Huge Blast at Texas Fertilizer Plant Injures Over 100

by editor | 18th April 2013 8:44 am

Post Views: 5

Loading


[1]
Rod Aydelotte/Waco Tribune Herald, via AP
By MANNY FERNANDEZ and RAVI SOMAIYA
Published: April 18, 2013

WEST, Tex. — A huge explosion tore through a fertilizer plant near West, a town in central Texas on Wednesday night, causing over 100 injuries and an unknown number of deaths, laying waste to swathes of buildings and potentially sending toxic fumes into the air, authorities said.

 
Rod Aydelotte/Waco Tribune Herald, via Associated Press

A bystander looked on as emergency workers tried to put out a house fire in West on Wednesday night.

The explosion near West also affected a nursing home

The explosion, in the quiet town of fewer than 3,000, ripped through the night at around 8 p.m. local time, said Representative Bill Flores, a Republican who represents the district.

It began with a smaller fire at the plant, West Fertilizer, just off Interstate 35, about 20 miles north of Waco, Mr. Flores said, which was attended by local volunteer firefighters. “The fire spread and hit some of these tanks that contain chemicals to treat the fertilizer,” Mr. Flores said, “and there was an explosion which caused wide damage.”
Videos posted online showed a large fire, visible from hundreds of yards away, followed by a fireball that blasted high into the sky and, according to television footage, set fires burning into the night.

“Right now we have a tremendous amount of injuries, probably over 100 injuries at this time,” D.L. Wilson, a state trooper with the Texas Department of Public Safety, told reporters at a press conference early Thursday morning. “We do have confirmed fatalities,” he said, but declined to say how many because a search of the area was being conducted.

He compared the destruction to Iraq war scenes and the 1995 Oklahoma City bombing, an act of terrorism using explosives made from fertilizer. “I can tell you I was there, I walked through the blast area, I searched some houses earlier tonight.

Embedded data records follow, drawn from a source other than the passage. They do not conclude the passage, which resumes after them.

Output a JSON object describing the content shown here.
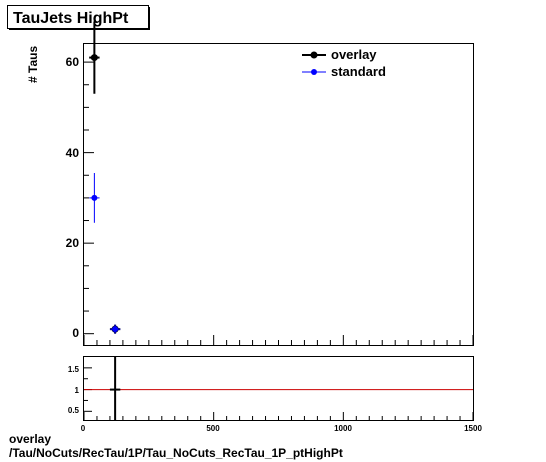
{
  "chart_data": [
    {
      "type": "scatter",
      "title": "TauJets HighPt",
      "ylabel": "# Taus",
      "xlabel": "",
      "xlim": [
        0,
        1500
      ],
      "ylim": [
        -2.5,
        64
      ],
      "x_ticks": [
        "0",
        "500",
        "1000",
        "1500"
      ],
      "y_ticks": [
        "0",
        "20",
        "40",
        "60"
      ],
      "legend_position": "top-right",
      "series": [
        {
          "name": "overlay",
          "color": "#000000",
          "points": [
            {
              "x": 40,
              "xerr": 20,
              "y": 61,
              "yerr": 8
            },
            {
              "x": 120,
              "xerr": 20,
              "y": 1,
              "yerr": 1
            }
          ]
        },
        {
          "name": "standard",
          "color": "#0000ff",
          "points": [
            {
              "x": 40,
              "xerr": 20,
              "y": 30,
              "yerr": 5.5
            },
            {
              "x": 120,
              "xerr": 20,
              "y": 1,
              "yerr": 1
            }
          ]
        }
      ]
    },
    {
      "type": "scatter",
      "title": "",
      "xlabel": "",
      "ylabel": "",
      "xlim": [
        0,
        1500
      ],
      "ylim": [
        0.3,
        1.75
      ],
      "x_ticks": [
        "0",
        "500",
        "1000",
        "1500"
      ],
      "y_ticks": [
        "0.5",
        "1",
        "1.5"
      ],
      "reference_line": {
        "y": 1,
        "color": "#cc0000"
      },
      "series": [
        {
          "name": "",
          "color": "#000000",
          "points": [
            {
              "x": 120,
              "xerr": 20,
              "y": 1,
              "yerr": 1.4
            }
          ]
        }
      ]
    }
  ],
  "footer": {
    "line1": "overlay",
    "line2": "/Tau/NoCuts/RecTau/1P/Tau_NoCuts_RecTau_1P_ptHighPt"
  }
}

It was massive, just like Iraq, just like the Murrah building in Oklahoma City.”

As many as 75 houses were damaged and buildings were reduced to skeletons, he said. A nursing home, with 133 residents was among those hit. The fate of those within it was, like so much on the scene, not immediately clear.

“We’re a little bit in the fog of war right now,” Mr. Flores said.

Mr. Wilson, and other local officials, told reporters that half of the town had been evacuated because of fears of toxic fumes being spread by heavy winds. First responders continued to search “house-by-house,” he said.

An enormous triage area had been set up, and television footage showed dozens, perhaps more than 100, emergency vehicles attending to huddled casualties under blankets and on stretchers.

At the edge of that triage area near a baseball field shortly before midnight, dozens of emergency and law enforcement personnel – state troopers, firefighters, constables, sheriff’s deputies – awaited for the injured to be brought in. Here in the dark of night miles from the plant, no one was certain what had happened, or how many were injured.

A nurse at the McLennan County jail stood by his car, dressed in scrubs, stethoscope around his neck. “Right now they’re in the process of doing search and rescue,” said the correctional nurse, Glen Stephens. “I saw something on the news, and got a couple of phone calls. The director of nursing at our facility sent out a text to all the nurses, and there’s quite a few of us here.”

A few steps away, a man in a pick-up truck pulled up to a state trooper directing traffic. “Volunteers?” he asked the state trooper, and he was directed down the road.

The Red Cross in the Dallas and Fort Worth region said in a statement posted online that it had crews on the way to help. Red Cross workers were looking for a safe place to shelter residents who had been displaced from their homes.

“We are monitoring developments and gathering information as details continue to emerge about this incident,” Gov. Rick Perry said in a statement late Wednesday. “We have also mobilized state resources to help local authorities. Our thoughts and prayers are with the people of West and the first responders on the scene.”